A processo ordinario resta il tecnico Mario Cusimano, indicato dai due titolari dell’Orditura srl come colui che avrebbe materialmente eseguito i lavori sull’orditoio a cui la ragazza lavorava nel reparto di campionatura. E dove "veniva lasciata sola", sottolinea il gup. "Coppini e Faggi hanno cooperato nel creare una situazione di grave pericolo per l’incolumità della D’Orazio – si legge nelle imputazioni – che, in ragione della mancata attivazione della saracinesca anteriore (che rimaneva alzata), accedeva alla zona di insabbiatura nel momento in cui l’orditoio lavorava in modalità automatica, così avvicinandosi alla brida sporgente che, in assenza di protezioni, si impigliava ai vestiti della dipendente in tre punti diversi (ai fuseaux, alla maglietta e alla felpa) e che, ruotando a una velocità di 25 metri al minuto, riusciva a trascinare, tra la fiancata della macchina e la flangia del subbio, la lavoratrice che veniva fagocitata nel macchinario facendo in esso almeno quattro giri".
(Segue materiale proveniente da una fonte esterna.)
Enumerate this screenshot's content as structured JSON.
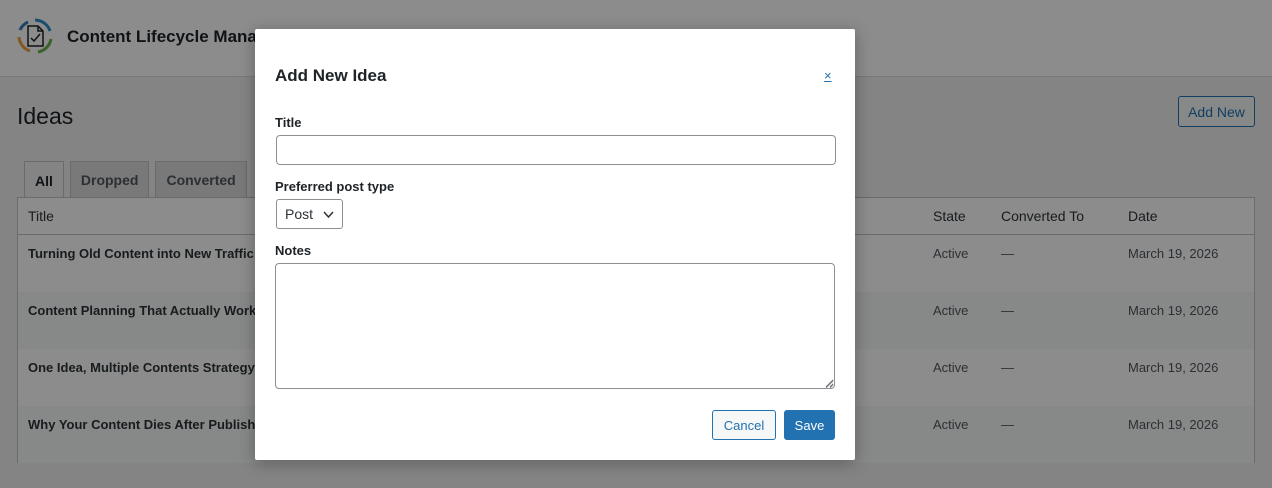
{
  "app": {
    "title": "Content Lifecycle Manager",
    "logo_icon": "document-cycle-icon"
  },
  "page": {
    "heading": "Ideas",
    "add_new_label": "Add New"
  },
  "tabs": [
    {
      "label": "All",
      "active": true
    },
    {
      "label": "Dropped",
      "active": false
    },
    {
      "label": "Converted",
      "active": false
    }
  ],
  "table": {
    "columns": {
      "title": "Title",
      "state": "State",
      "converted_to": "Converted To",
      "date": "Date"
    },
    "rows": [
      {
        "title": "Turning Old Content into New Traffic",
        "state": "Active",
        "converted_to": "—",
        "date": "March 19, 2026"
      },
      {
        "title": "Content Planning That Actually Works",
        "state": "Active",
        "converted_to": "—",
        "date": "March 19, 2026"
      },
      {
        "title": "One Idea, Multiple Contents Strategy",
        "state": "Active",
        "converted_to": "—",
        "date": "March 19, 2026"
      },
      {
        "title": "Why Your Content Dies After Publishing",
        "state": "Active",
        "converted_to": "—",
        "date": "March 19, 2026"
      }
    ]
  },
  "modal": {
    "title": "Add New Idea",
    "close_label": "×",
    "title_label": "Title",
    "title_value": "",
    "post_type_label": "Preferred post type",
    "post_type_value": "Post",
    "notes_label": "Notes",
    "notes_value": "",
    "cancel_label": "Cancel",
    "save_label": "Save"
  },
  "colors": {
    "accent": "#2271b1",
    "overlay": "rgba(0,0,0,0.45)"
  }
}
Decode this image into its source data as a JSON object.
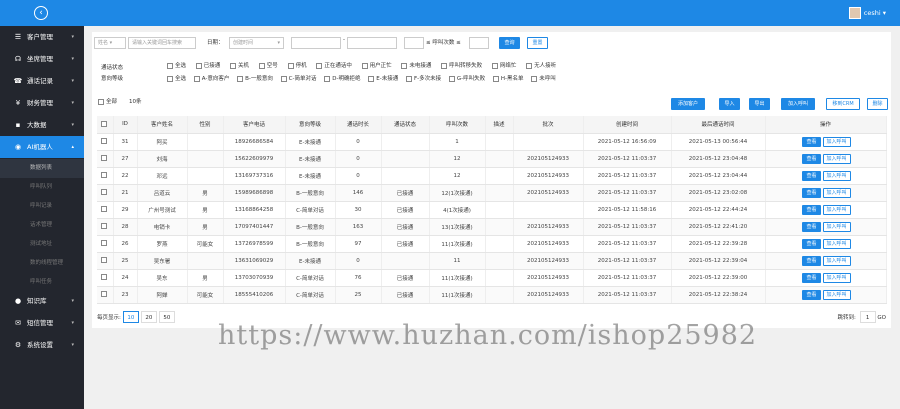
{
  "sidebar": {
    "collapse_icon": "chevron-left-icon",
    "items": [
      {
        "label": "客户管理",
        "icon": "list-icon"
      },
      {
        "label": "坐席管理",
        "icon": "headset-icon"
      },
      {
        "label": "通话记录",
        "icon": "phone-icon"
      },
      {
        "label": "财务管理",
        "icon": "yen-icon"
      },
      {
        "label": "大数据",
        "icon": "briefcase-icon"
      },
      {
        "label": "AI机器人",
        "icon": "robot-icon"
      },
      {
        "label": "知识库",
        "icon": "circle-icon"
      },
      {
        "label": "短信管理",
        "icon": "message-icon"
      },
      {
        "label": "系统设置",
        "icon": "gear-icon"
      }
    ],
    "subitems": [
      "数据列表",
      "呼叫队列",
      "呼叫记录",
      "话术管理",
      "测试地址",
      "数的线程管理",
      "呼叫任务"
    ]
  },
  "header": {
    "username": "ceshi",
    "dropdown": "▾"
  },
  "filters": {
    "select1": "姓名",
    "keyword_placeholder": "请输入关键词回车搜索",
    "date_label": "日期：",
    "date_select": "创建时间",
    "range_sep": "-",
    "calls_label": "≤ 呼叫次数 ≤",
    "search_btn": "查询",
    "reset_btn": "重置"
  },
  "status_row": {
    "label": "通话状态",
    "options": [
      "全选",
      "已接通",
      "关机",
      "空号",
      "停机",
      "正在通话中",
      "用户正忙",
      "未电接通",
      "呼叫转移失败",
      "网络忙",
      "无人接听"
    ]
  },
  "level_row": {
    "label": "意向等级",
    "options": [
      "全选",
      "A-意向客户",
      "B-一般意向",
      "C-简单对话",
      "D-明确拒绝",
      "E-未接通",
      "F-多次未接",
      "G-呼叫失败",
      "H-黑名单",
      "未呼叫"
    ]
  },
  "toolbar": {
    "select_all": "全部",
    "count": "10条",
    "buttons": [
      "添加客户",
      "导入",
      "导出",
      "加入呼叫",
      "移到CRM",
      "删除"
    ]
  },
  "table": {
    "headers": [
      "",
      "ID",
      "客户姓名",
      "性别",
      "客户电话",
      "意向等级",
      "通话时长",
      "通话状态",
      "呼叫次数",
      "描述",
      "批次",
      "创建时间",
      "最后通话时间",
      "操作"
    ],
    "rows": [
      [
        "31",
        "阿买",
        "",
        "18926686584",
        "E-未接通",
        "0",
        "",
        "1",
        "",
        "",
        "2021-05-12 16:56:09",
        "2021-05-13 00:56:44"
      ],
      [
        "27",
        "刘海",
        "",
        "15622609979",
        "E-未接通",
        "0",
        "",
        "12",
        "",
        "202105124933",
        "2021-05-12 11:03:37",
        "2021-05-12 23:04:48"
      ],
      [
        "22",
        "邓远",
        "",
        "13169737316",
        "E-未接通",
        "0",
        "",
        "12",
        "",
        "202105124933",
        "2021-05-12 11:03:37",
        "2021-05-12 23:04:44"
      ],
      [
        "21",
        "吕道云",
        "男",
        "15989686898",
        "B-一般意向",
        "146",
        "已接通",
        "12(1次接通)",
        "",
        "202105124933",
        "2021-05-12 11:03:37",
        "2021-05-12 23:02:08"
      ],
      [
        "29",
        "广州号测试",
        "男",
        "13168864258",
        "C-简单对话",
        "30",
        "已接通",
        "4(1次接通)",
        "",
        "",
        "2021-05-12 11:58:16",
        "2021-05-12 22:44:24"
      ],
      [
        "28",
        "电销卡",
        "男",
        "17097401447",
        "B-一般意向",
        "163",
        "已接通",
        "13(1次接通)",
        "",
        "202105124933",
        "2021-05-12 11:03:37",
        "2021-05-12 22:41:20"
      ],
      [
        "26",
        "罗燕",
        "可能女",
        "13726978599",
        "B-一般意向",
        "97",
        "已接通",
        "11(1次接通)",
        "",
        "202105124933",
        "2021-05-12 11:03:37",
        "2021-05-12 22:39:28"
      ],
      [
        "25",
        "吴东署",
        "",
        "13631069029",
        "E-未接通",
        "0",
        "",
        "11",
        "",
        "202105124933",
        "2021-05-12 11:03:37",
        "2021-05-12 22:39:04"
      ],
      [
        "24",
        "吴东",
        "男",
        "13703070939",
        "C-简单对话",
        "76",
        "已接通",
        "11(1次接通)",
        "",
        "202105124933",
        "2021-05-12 11:03:37",
        "2021-05-12 22:39:00"
      ],
      [
        "23",
        "阿婵",
        "可能女",
        "18555410206",
        "C-简单对话",
        "25",
        "已接通",
        "11(1次接通)",
        "",
        "202105124933",
        "2021-05-12 11:03:37",
        "2021-05-12 22:38:24"
      ]
    ],
    "action_edit": "查看",
    "action_call": "加入呼叫"
  },
  "pager": {
    "label": "每页显示:",
    "sizes": [
      "10",
      "20",
      "50"
    ],
    "jump_label": "跳转到:",
    "jump_value": "1",
    "go": "GO"
  },
  "watermark": "https://www.huzhan.com/ishop25982",
  "colors": {
    "accent": "#1e88e5",
    "sidebar": "#23262e"
  }
}
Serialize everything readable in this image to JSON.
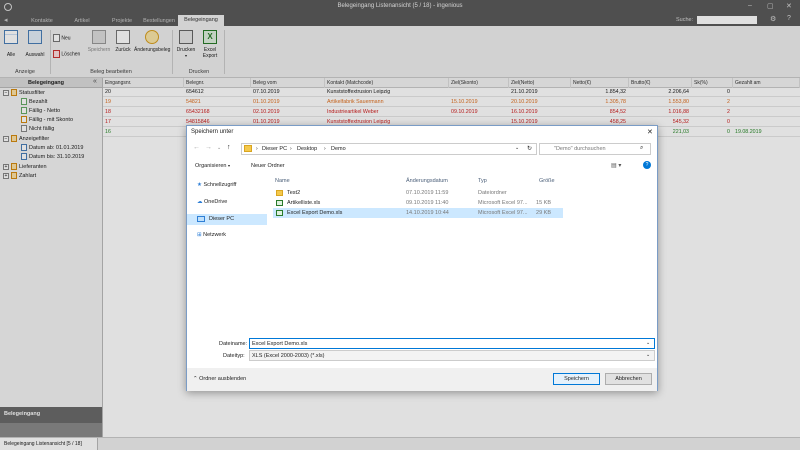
{
  "app": {
    "title": "Belegeingang Listenansicht (5 / 18) - ingenious",
    "menu_tabs": [
      "Kontakte",
      "Artikel",
      "Projekte",
      "Bestellungen",
      "Belegeingang"
    ],
    "search_label": "Suche:"
  },
  "ribbon": {
    "buttons": {
      "alle": "Alle",
      "auswahl": "Auswahl",
      "neu": "Neu",
      "loeschen": "Löschen",
      "speichern": "Speichern",
      "zurueck": "Zurück",
      "aenderungsbeleg": "Änderungsbeleg",
      "drucken": "Drucken",
      "excel_export": "Excel Export"
    },
    "groups": {
      "anzeige": "Anzeige",
      "beleg_bearbeiten": "Beleg bearbeiten",
      "drucken": "Drucken"
    }
  },
  "left_panel": {
    "header": "Belegeingang",
    "tree": {
      "statusfilter": "Statusfilter",
      "bezahlt": "Bezahlt",
      "faellig_netto": "Fällig - Netto",
      "faellig_skonto": "Fällig - mit Skonto",
      "nicht_faellig": "Nicht fällig",
      "anzeigefilter": "Anzeigefilter",
      "datum_ab": "Datum ab: 01.01.2019",
      "datum_bis": "Datum bis: 31.10.2019",
      "lieferanten": "Lieferanten",
      "zahlart": "Zahlart"
    },
    "footer_header": "Belegeingang"
  },
  "grid": {
    "columns": [
      "Eingangsnr.",
      "Belegnr.",
      "Beleg vom",
      "Kontakt (Matchcode)",
      "Ziel(Skonto)",
      "Ziel(Netto)",
      "Netto(€)",
      "Brutto(€)",
      "Sk(%)",
      "Gezahlt am"
    ],
    "rows": [
      {
        "nr": "20",
        "beleg": "654612",
        "vom": "07.10.2019",
        "kontakt": "Kunststoffextrusion Leipzig",
        "skonto": "",
        "netto_ziel": "21.10.2019",
        "netto": "1.854,32",
        "brutto": "2.206,64",
        "sk": "0",
        "gezahlt": "",
        "status": "normal"
      },
      {
        "nr": "19",
        "beleg": "54821",
        "vom": "01.10.2019",
        "kontakt": "Artikelfabrik Sauermann",
        "skonto": "15.10.2019",
        "netto_ziel": "20.10.2019",
        "netto": "1.305,78",
        "brutto": "1.553,80",
        "sk": "2",
        "gezahlt": "",
        "status": "orange"
      },
      {
        "nr": "18",
        "beleg": "65432168",
        "vom": "02.10.2019",
        "kontakt": "Industrieartikel Weber",
        "skonto": "09.10.2019",
        "netto_ziel": "16.10.2019",
        "netto": "854,52",
        "brutto": "1.016,88",
        "sk": "2",
        "gezahlt": "",
        "status": "red"
      },
      {
        "nr": "17",
        "beleg": "54815846",
        "vom": "01.10.2019",
        "kontakt": "Kunststoffextrusion Leipzig",
        "skonto": "",
        "netto_ziel": "15.10.2019",
        "netto": "458,25",
        "brutto": "545,32",
        "sk": "0",
        "gezahlt": "",
        "status": "red"
      },
      {
        "nr": "16",
        "beleg": "",
        "vom": "",
        "kontakt": "",
        "skonto": "",
        "netto_ziel": "",
        "netto": "",
        "brutto": "221,03",
        "sk": "0",
        "gezahlt": "19.08.2019",
        "status": "green"
      }
    ]
  },
  "status_bar": {
    "tab": "Belegeingang Listenansicht [5 / 18]"
  },
  "dialog": {
    "title": "Speichern unter",
    "breadcrumb": [
      "Dieser PC",
      "Desktop",
      "Demo"
    ],
    "search_placeholder": "\"Demo\" durchsuchen",
    "toolbar": {
      "organisieren": "Organisieren",
      "neuer_ordner": "Neuer Ordner"
    },
    "nav": [
      "Schnellzugriff",
      "OneDrive",
      "Dieser PC",
      "Netzwerk"
    ],
    "columns": [
      "Name",
      "Änderungsdatum",
      "Typ",
      "Größe"
    ],
    "files": [
      {
        "name": "Test2",
        "date": "07.10.2019 11:59",
        "type": "Dateiordner",
        "size": "",
        "kind": "folder"
      },
      {
        "name": "Artikelliste.xls",
        "date": "09.10.2019 11:40",
        "type": "Microsoft Excel 97...",
        "size": "15 KB",
        "kind": "excel"
      },
      {
        "name": "Excel Export Demo.xls",
        "date": "14.10.2019 10:44",
        "type": "Microsoft Excel 97...",
        "size": "29 KB",
        "kind": "excel"
      }
    ],
    "filename_label": "Dateiname:",
    "filename_value": "Excel Export Demo.xls",
    "filetype_label": "Dateityp:",
    "filetype_value": "XLS (Excel 2000-2003) (*.xls)",
    "hide_folders": "Ordner ausblenden",
    "save_button": "Speichern",
    "cancel_button": "Abbrechen"
  },
  "colors": {
    "orange": "#e07020",
    "red": "#d02020",
    "green": "#2a8a2a",
    "selection": "#cce8ff",
    "accent": "#0078d7"
  }
}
Il giudice ripercorre, citando la relazione tecnica del perito nominato dalla Procura, le manomissioni effettuate sul macchinario, volute da Coppini e Faggi. Manomissioni che hanno causato la morte della ragazza. Dagli accertamenti è emerso che "la funzione di sicurezza della saracinesca era stata disabilitata per cui l’operatore poteva accedere alla zona pericolosa, anche in modalità automatica, senza alcuna protezione. La disabilitazione era stata fatta da tempo ed era presente anche su un’altra macchina non coinvolta nell’infortunio mortale". Il giudice inoltre pone l’accento sul fatto che "l’azienda usava l’orditoio in maniera non conforme a quanto previsto dal costruttore". "In particolare utilizzava – prosegue – un sistema di comando brida-menadrida provvisto di una staffa fortemente sporgente anziché uno con una superficie esterna liscia come previsto e fornito dal costruttore, senza mitigarne il rischio che gli abiti dei lavoratori potessero rimanervi impigliati mediante carter o altri mezzi. Questi due elementi di rischio si sono drammaticamente concretizzati nell’infortunio mortale della giovane D’Orazio".
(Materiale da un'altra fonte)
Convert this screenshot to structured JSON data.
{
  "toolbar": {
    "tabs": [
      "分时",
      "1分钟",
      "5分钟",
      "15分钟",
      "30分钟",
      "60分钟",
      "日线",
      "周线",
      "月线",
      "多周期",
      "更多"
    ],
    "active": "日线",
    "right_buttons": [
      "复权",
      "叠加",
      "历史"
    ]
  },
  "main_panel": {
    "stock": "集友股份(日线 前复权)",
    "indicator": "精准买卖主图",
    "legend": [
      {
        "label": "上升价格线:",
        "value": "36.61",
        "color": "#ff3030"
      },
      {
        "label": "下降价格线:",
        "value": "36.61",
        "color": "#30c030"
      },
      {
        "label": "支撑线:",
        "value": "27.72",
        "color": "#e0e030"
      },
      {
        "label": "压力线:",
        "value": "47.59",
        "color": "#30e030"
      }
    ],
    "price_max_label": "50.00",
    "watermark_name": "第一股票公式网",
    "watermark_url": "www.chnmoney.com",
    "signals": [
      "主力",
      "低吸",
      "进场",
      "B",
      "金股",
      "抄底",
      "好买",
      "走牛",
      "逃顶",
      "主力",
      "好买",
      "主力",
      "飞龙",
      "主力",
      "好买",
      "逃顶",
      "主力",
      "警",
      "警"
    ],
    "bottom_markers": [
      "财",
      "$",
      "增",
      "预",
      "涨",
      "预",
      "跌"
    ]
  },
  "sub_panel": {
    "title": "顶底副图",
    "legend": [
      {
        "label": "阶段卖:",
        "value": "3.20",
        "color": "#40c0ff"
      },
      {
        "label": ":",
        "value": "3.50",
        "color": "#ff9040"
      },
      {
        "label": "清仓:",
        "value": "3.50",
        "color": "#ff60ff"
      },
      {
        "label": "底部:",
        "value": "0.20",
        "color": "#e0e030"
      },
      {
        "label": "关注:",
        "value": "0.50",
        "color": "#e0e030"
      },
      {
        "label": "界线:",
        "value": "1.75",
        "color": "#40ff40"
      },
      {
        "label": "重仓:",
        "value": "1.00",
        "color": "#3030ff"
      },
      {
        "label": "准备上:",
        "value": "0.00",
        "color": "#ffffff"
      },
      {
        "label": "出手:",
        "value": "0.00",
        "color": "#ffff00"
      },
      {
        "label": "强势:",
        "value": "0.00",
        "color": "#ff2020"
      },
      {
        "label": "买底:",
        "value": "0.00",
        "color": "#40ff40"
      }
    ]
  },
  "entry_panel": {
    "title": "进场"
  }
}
Per il giudice è chiaro, come emerge dalle indagini, che le diverse manomissioni siano state fatte per "massimizzare la produttività a discapito della sicurezza dei lavoratori". Una massimizzazione che è stata calcolata nell’8%: "il lavoratore accedeva alle parti in movimento della macchina in maniera più celere ma estremamente pericolosa".
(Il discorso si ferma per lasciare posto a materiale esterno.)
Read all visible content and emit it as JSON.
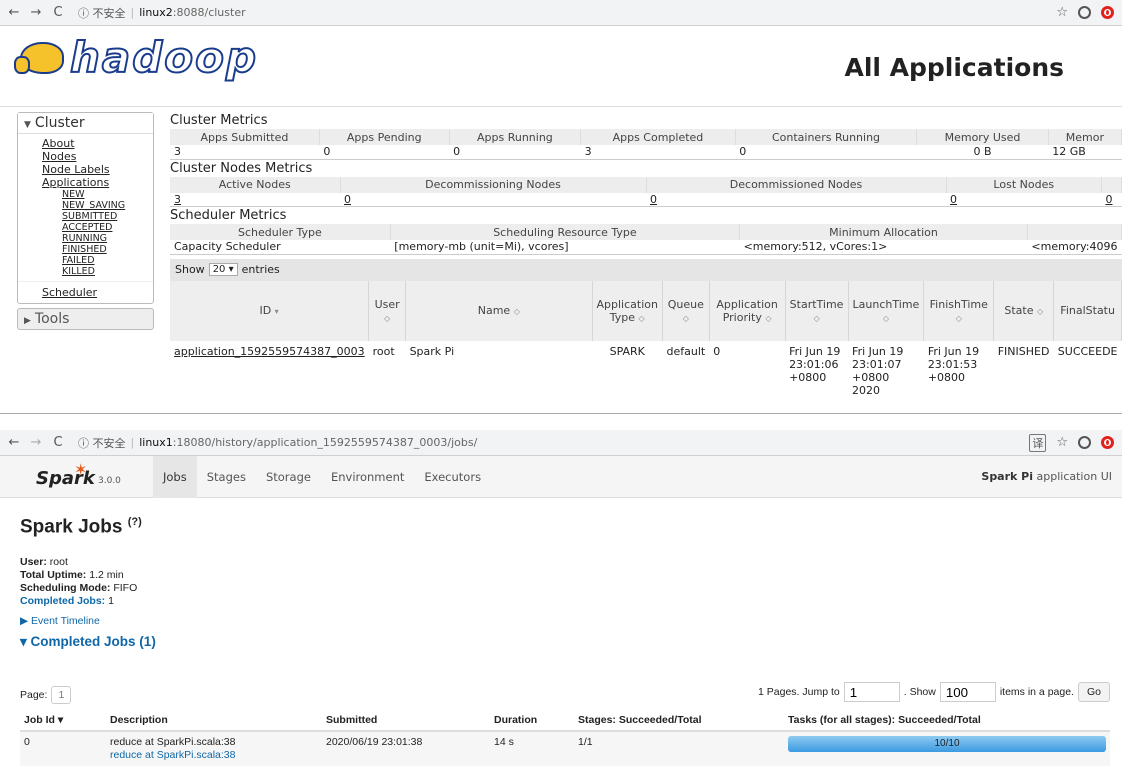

Il gup ha ritenuto congrua la proposta di patteggiamento (anche il calcolo della pena) tenendo presente la condotta processuale dei due imputati, che si sono fatti interrogare in fase di indagini preliminari, che si sono adoperati perché i familiari della ragazza avessero un risarcimento congruo in tempi rapidi (un milione e 100.000 euro in favore della madre, del padre, del figlio e del fratello), abbiano adempiuto alle prescrizioni dell’Asl per mettere in sicurezza i macchinari. Oltre al fatto che Faggi abbia ammesso le proprie responsabilità mettendole per scritto.